As suggested in this intimate book about national and family tragedy, Admiral and Mrs. Zumwalt would have preferred a safer line of work for their son. Swifts, part of Dad’s brown-water navy, were fast and well armed for their size, but in South Viet Nam’s network of narrow waterways, these craft were extremely vulnerable to ambushes. Hidden in the dense vegetation that grew along the banks, the Viet Cong killed and wounded sailors with unnerving regularity. To serve a year on a river patrol boat meant a 70%-to-75% chance of becoming a casualty.
The answer to these alarming odds was to deprive the enemy of his natural camouflage with a massive application of herbicides. They had innocuous names like Agent White, Agent Purple and, the most widely used, Agent Orange, which could transform lush landscapes into vast mangy hides. Many U.S. service members probably owe their lives to the use of Agent Orange. For others it may have been only a temporary reprieve. Lieut. Zumwalt survived his tour without visible harm. He returned home in 1970 to marry Kathy Counselman of Falls Church, Va., go to law school and set up practice in Fayetteville, N.C.
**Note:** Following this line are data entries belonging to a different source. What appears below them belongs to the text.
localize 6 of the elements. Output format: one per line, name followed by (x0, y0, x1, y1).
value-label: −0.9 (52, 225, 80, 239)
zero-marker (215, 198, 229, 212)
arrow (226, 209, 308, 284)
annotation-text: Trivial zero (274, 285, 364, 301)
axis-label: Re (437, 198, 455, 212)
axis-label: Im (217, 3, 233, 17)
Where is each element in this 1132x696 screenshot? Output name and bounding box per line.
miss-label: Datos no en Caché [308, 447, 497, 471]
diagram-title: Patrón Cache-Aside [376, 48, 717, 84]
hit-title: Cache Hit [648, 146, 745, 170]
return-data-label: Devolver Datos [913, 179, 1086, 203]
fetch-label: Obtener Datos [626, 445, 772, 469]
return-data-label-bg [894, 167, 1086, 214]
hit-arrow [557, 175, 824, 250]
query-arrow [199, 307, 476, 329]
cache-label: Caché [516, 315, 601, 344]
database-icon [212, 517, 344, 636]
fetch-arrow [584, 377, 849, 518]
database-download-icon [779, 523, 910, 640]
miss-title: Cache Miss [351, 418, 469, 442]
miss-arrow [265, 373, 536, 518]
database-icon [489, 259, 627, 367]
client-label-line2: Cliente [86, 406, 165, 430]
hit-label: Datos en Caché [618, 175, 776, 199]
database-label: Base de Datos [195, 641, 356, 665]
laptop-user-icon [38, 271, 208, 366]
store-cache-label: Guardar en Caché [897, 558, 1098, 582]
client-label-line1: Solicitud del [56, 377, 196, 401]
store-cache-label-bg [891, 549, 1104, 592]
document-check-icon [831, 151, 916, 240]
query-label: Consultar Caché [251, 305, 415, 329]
Viet Nam settled uneasily into memory. The first sign that the war was not over came in 1977 with the birth of Elmo Russell Zumwalt IV. The boy’s slow development was eventually attributed to “sensory integration dysfunction,” an inability to discriminate sounds and sights. Then, in 1982, Elmo III learned he had cancer of the lymphatic system. Two years later he had developed Hodgkin’s disease, a more aggressive form of lymphoma.
The temptation is to reach for the obvious irony: trying to save lives, the father ordered the use of a defoliant that is strongly believed to have caused his son’s malignancies and his grandson’s disability. But this approach would give My Father, My Son a melodramatic unity it neither has nor needs. The strength of the book resides in its unassuming format, an album of family voices (father, son, wife and mother) that describe without self-pity or too much self-pleading the grave misfortune that has overtaken them.
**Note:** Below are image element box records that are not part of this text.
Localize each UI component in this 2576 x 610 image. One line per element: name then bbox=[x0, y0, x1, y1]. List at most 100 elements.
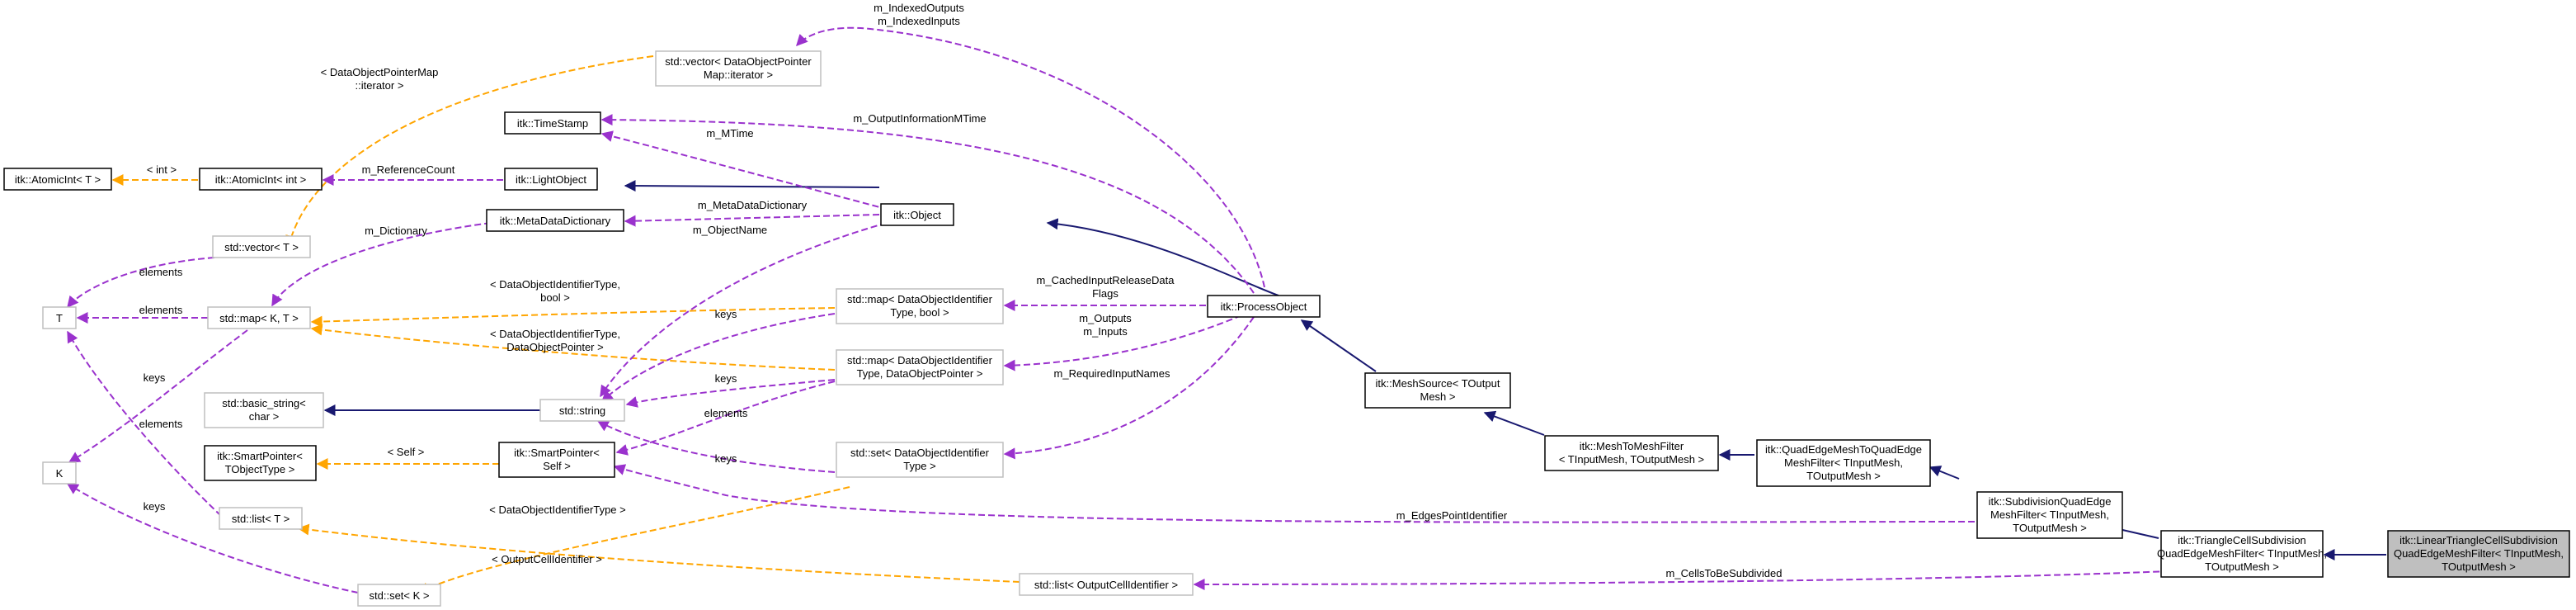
label-oci-tmpl: < OutputCellIdentifier > bbox=[492, 553, 602, 565]
edge-tmpl-map-dop bbox=[310, 324, 836, 371]
label-keys-map: keys bbox=[144, 371, 166, 384]
node-map-data-object-identifier-pointer[interactable]: std::map< DataObjectIdentifier Type, Dat… bbox=[836, 349, 1004, 385]
label-doi-dop-1: < DataObjectIdentifierType, bbox=[490, 328, 620, 340]
node-vector-data-object-pointer-map[interactable]: std::vector< DataObjectPointer Map::iter… bbox=[655, 50, 822, 87]
label-keys-set-k: keys bbox=[144, 500, 166, 513]
node-vector-t[interactable]: std::vector< T > bbox=[212, 235, 311, 258]
node-mesh-source[interactable]: itk::MeshSource< TOutput Mesh > bbox=[1364, 372, 1511, 409]
node-triangle-cell-subdivision[interactable]: itk::TriangleCellSubdivision QuadEdgeMes… bbox=[2157, 530, 2327, 578]
edge-use-edges bbox=[613, 464, 1976, 523]
node-quad-edge-mesh-to-quad-edge[interactable]: itk::QuadEdgeMeshToQuadEdge MeshFilter< … bbox=[1756, 439, 1931, 487]
edge-inherit-po bbox=[1300, 319, 1377, 372]
node-label-line: itk::SmartPointer< bbox=[217, 450, 303, 462]
node-string[interactable]: std::string bbox=[539, 399, 625, 422]
node-label-line: std::map< DataObjectIdentifier bbox=[847, 293, 993, 305]
label-keys-dop: keys bbox=[715, 372, 737, 385]
node-label-line: itk::MeshSource< TOutput bbox=[1376, 377, 1500, 390]
node-object[interactable]: itk::Object bbox=[880, 203, 954, 226]
edge-use-cells bbox=[1193, 570, 2170, 590]
node-t[interactable]: T bbox=[42, 306, 77, 329]
edge-use-outputs bbox=[1003, 314, 1242, 371]
node-label-line: std::set< DataObjectIdentifier bbox=[850, 447, 990, 459]
node-label-line: std::list< T > bbox=[232, 513, 290, 525]
edge-tmpl-list bbox=[297, 523, 1020, 583]
node-label-line: itk::AtomicInt< T > bbox=[15, 173, 101, 186]
node-label-line: itk::LinearTriangleCellSubdivision bbox=[2399, 534, 2558, 546]
node-label-line: TOutputMesh > bbox=[2442, 560, 2516, 573]
node-linear-triangle-cell-subdivision[interactable]: itk::LinearTriangleCellSubdivision QuadE… bbox=[2387, 530, 2570, 578]
node-label-line: Self > bbox=[543, 460, 571, 472]
node-label-line: itk::SubdivisionQuadEdge bbox=[1989, 495, 2112, 508]
node-smart-pointer-tobjecttype[interactable]: itk::SmartPointer< TObjectType > bbox=[204, 445, 317, 481]
node-list-output-cell-identifier[interactable]: std::list< OutputCellIdentifier > bbox=[1019, 573, 1194, 596]
label-reference-count: m_ReferenceCount bbox=[362, 163, 455, 176]
node-time-stamp[interactable]: itk::TimeStamp bbox=[504, 111, 601, 135]
node-label-line: TOutputMesh > bbox=[2013, 522, 2087, 534]
label-elements-dop: elements bbox=[704, 407, 748, 419]
label-cells-to-be-subdivided: m_CellsToBeSubdivided bbox=[1666, 567, 1782, 579]
edge-use-elements-vector bbox=[67, 257, 215, 309]
node-smart-pointer-self[interactable]: itk::SmartPointer< Self > bbox=[498, 442, 615, 478]
label-doi-bool-1: < DataObjectIdentifierType, bbox=[490, 278, 620, 291]
node-map-k-t[interactable]: std::map< K, T > bbox=[207, 306, 311, 329]
label-indexed-inputs: m_IndexedInputs bbox=[878, 15, 960, 27]
node-label-line: itk::TriangleCellSubdivision bbox=[2178, 534, 2306, 546]
node-label-line: std::set< K > bbox=[370, 589, 430, 602]
label-cached-input-2: Flags bbox=[1092, 287, 1118, 300]
label-doi-bool-2: bool > bbox=[540, 291, 570, 304]
node-list-t[interactable]: std::list< T > bbox=[219, 507, 303, 530]
edge-inherit-light bbox=[624, 180, 880, 192]
label-m-dictionary: m_Dictionary bbox=[365, 225, 427, 237]
edge-inherit-ms bbox=[1483, 410, 1545, 436]
node-label-line: Map::iterator > bbox=[704, 69, 773, 81]
node-k[interactable]: K bbox=[42, 461, 77, 485]
node-basic-string[interactable]: std::basic_string< char > bbox=[204, 392, 324, 428]
node-set-data-object-identifier[interactable]: std::set< DataObjectIdentifier Type > bbox=[836, 442, 1004, 478]
node-subdivision-quad-edge[interactable]: itk::SubdivisionQuadEdge MeshFilter< TIn… bbox=[1976, 491, 2123, 539]
label-mtime: m_MTime bbox=[706, 127, 753, 139]
label-indexed-outputs: m_IndexedOutputs bbox=[874, 2, 964, 14]
edge-tmpl-set bbox=[417, 486, 850, 593]
label-object-name: m_ObjectName bbox=[693, 224, 767, 236]
node-atomic-int-int[interactable]: itk::AtomicInt< int > bbox=[199, 168, 323, 191]
node-label-line: TObjectType > bbox=[225, 463, 295, 475]
edge-use-keys-set bbox=[596, 420, 836, 473]
node-label-line: itk::ProcessObject bbox=[1221, 300, 1307, 313]
node-meta-data-dictionary[interactable]: itk::MetaDataDictionary bbox=[486, 209, 624, 232]
edge-use-indexed bbox=[796, 26, 1265, 288]
node-label-line: T bbox=[56, 312, 63, 324]
node-process-object[interactable]: itk::ProcessObject bbox=[1207, 295, 1321, 318]
label-dopm-iter-2: ::iterator > bbox=[356, 79, 404, 92]
edge-use-mdd bbox=[624, 214, 880, 227]
node-label-line: TOutputMesh > bbox=[2205, 560, 2279, 573]
label-int-tmpl: < int > bbox=[147, 163, 177, 176]
edge-inherit-qe bbox=[1928, 466, 1960, 480]
label-meta-data-dictionary: m_MetaDataDictionary bbox=[698, 199, 808, 211]
label-doi-dop-2: DataObjectPointer > bbox=[506, 341, 603, 353]
node-label-line: Type, DataObjectPointer > bbox=[857, 367, 983, 380]
label-dopm-iter-1: < DataObjectPointerMap bbox=[321, 66, 439, 78]
node-label-line: std::vector< T > bbox=[224, 241, 299, 253]
edge-use-dict bbox=[271, 222, 492, 307]
label-required-input-names: m_RequiredInputNames bbox=[1054, 367, 1170, 380]
node-label-line: QuadEdgeMeshFilter< TInputMesh, bbox=[2394, 547, 2564, 560]
node-set-k[interactable]: std::set< K > bbox=[357, 584, 441, 607]
node-label-line: itk::SmartPointer< bbox=[514, 447, 600, 459]
node-label-line: std::list< OutputCellIdentifier > bbox=[1034, 579, 1178, 591]
edge-use-elements-dop bbox=[615, 381, 836, 456]
label-edges-point-identifier: m_EdgesPointIdentifier bbox=[1396, 509, 1508, 522]
node-light-object[interactable]: itk::LightObject bbox=[504, 168, 598, 191]
edge-use-keys-dop bbox=[625, 379, 836, 408]
edge-use-required bbox=[1003, 316, 1255, 460]
node-atomic-int-t[interactable]: itk::AtomicInt< T > bbox=[3, 168, 112, 191]
node-label-line: QuadEdgeMeshFilter< TInputMesh, bbox=[2157, 547, 2327, 560]
node-label-line: Type, bool > bbox=[890, 306, 949, 319]
node-map-data-object-identifier-bool[interactable]: std::map< DataObjectIdentifier Type, boo… bbox=[836, 288, 1004, 324]
edge-inherit-object bbox=[1046, 218, 1279, 296]
node-label-line: std::string bbox=[559, 404, 605, 417]
edge-use-elements-list bbox=[67, 330, 222, 517]
label-outputs: m_Outputs bbox=[1079, 312, 1132, 324]
label-cached-input-1: m_CachedInputReleaseData bbox=[1037, 274, 1175, 286]
label-keys-bool: keys bbox=[715, 308, 737, 320]
node-mesh-to-mesh-filter[interactable]: itk::MeshToMeshFilter < TInputMesh, TOut… bbox=[1544, 435, 1719, 471]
The admiral occasionally pulls rank and echoes broadsides from his memoir. He rehashes service politics, finds the racial attitudes of the previous Chief of Naval Operations contemptible, and the Viet Nam War “worse than futile”: “The Navy men killed in the river war meant a proportionately greater saving of lives for the Army and the accelerated pacification of the delta. But all that was accomplished for nothing, so all these soldiers and sailors died in vain.” Bitter truth does not come easily to him; the Naval Academy did not teach no-win decision making.
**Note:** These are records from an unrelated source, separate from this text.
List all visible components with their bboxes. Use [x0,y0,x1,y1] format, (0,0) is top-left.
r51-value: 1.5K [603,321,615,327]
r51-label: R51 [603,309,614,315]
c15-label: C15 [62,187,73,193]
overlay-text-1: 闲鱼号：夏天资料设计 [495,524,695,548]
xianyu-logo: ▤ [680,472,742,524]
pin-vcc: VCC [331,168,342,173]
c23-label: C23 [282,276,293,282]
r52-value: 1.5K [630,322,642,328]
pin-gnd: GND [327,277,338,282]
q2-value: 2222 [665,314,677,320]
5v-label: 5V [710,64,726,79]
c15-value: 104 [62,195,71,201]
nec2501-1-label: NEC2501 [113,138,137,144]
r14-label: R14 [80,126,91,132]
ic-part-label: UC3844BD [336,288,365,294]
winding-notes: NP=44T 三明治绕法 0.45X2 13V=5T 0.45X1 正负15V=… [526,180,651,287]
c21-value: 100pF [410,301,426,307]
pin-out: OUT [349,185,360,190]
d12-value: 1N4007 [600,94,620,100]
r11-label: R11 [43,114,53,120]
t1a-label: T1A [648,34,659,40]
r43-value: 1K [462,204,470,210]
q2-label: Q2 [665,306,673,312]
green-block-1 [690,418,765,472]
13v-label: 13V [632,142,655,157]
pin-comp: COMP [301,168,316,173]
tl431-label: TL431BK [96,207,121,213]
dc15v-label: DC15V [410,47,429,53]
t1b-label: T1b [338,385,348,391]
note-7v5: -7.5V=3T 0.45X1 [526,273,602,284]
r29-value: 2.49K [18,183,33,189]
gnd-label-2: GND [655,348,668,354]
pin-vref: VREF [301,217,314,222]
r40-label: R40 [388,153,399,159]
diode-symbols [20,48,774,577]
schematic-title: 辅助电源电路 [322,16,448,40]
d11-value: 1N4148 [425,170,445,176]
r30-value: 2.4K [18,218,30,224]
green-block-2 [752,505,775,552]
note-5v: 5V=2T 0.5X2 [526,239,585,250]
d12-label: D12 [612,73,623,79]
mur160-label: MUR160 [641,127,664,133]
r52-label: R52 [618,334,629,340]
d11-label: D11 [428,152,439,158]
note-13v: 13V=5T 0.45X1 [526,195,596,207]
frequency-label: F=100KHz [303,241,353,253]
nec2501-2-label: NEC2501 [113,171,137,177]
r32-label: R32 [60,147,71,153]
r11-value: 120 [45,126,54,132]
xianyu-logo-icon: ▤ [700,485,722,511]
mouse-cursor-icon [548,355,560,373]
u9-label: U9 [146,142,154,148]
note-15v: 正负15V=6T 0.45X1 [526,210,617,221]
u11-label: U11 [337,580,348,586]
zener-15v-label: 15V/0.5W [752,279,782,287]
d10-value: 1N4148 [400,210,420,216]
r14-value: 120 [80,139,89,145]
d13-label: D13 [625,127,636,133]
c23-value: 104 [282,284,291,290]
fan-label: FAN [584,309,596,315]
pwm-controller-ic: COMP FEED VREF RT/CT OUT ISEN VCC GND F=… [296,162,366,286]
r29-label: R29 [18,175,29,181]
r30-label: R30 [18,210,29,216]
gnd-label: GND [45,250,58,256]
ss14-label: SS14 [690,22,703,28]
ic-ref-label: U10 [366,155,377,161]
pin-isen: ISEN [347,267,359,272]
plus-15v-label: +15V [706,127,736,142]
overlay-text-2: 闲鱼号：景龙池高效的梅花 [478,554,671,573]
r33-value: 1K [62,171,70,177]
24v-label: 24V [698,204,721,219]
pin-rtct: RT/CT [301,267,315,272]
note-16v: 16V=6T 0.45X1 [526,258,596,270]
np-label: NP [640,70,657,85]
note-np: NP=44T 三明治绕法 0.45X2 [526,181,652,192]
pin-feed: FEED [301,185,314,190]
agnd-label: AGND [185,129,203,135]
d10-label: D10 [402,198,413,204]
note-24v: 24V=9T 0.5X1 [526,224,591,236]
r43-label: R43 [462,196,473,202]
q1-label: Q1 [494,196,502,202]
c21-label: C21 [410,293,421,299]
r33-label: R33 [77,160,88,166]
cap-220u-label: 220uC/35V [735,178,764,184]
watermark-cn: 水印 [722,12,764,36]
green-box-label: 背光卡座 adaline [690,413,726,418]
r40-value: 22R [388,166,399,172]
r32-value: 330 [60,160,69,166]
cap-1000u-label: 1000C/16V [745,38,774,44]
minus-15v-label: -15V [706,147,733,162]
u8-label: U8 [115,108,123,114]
Both father and son are sure that Agent Orange is responsible for their family’s medical catastrophes. The scientific evidence may be statistical rather than empirical, but it is convincing. Lieut. Zumwalt seems inclined to take it as it comes. His childhood illnesses may have taught him valuable lessons about physical and psychological courage. He endures radiation, chemotherapy and painful bone-marrow transplants that slow but do not stop his cancers. Most of the news he gets from his doctors is bad. “I really had to work on myself mentally to avoid sadness and depressions, . . .” he writes. “I began to see my illness as a process of diminishing expectations and choices.”
Admiral and Lieut. Zumwalt do not speak directly for the thousands of other veterans and their families victimized by Agent Orange, but those ordeals are implicit, as is the likelihood that the book is the pupal stage of a TV movie. So be it. The audience for this story cannot be large enough.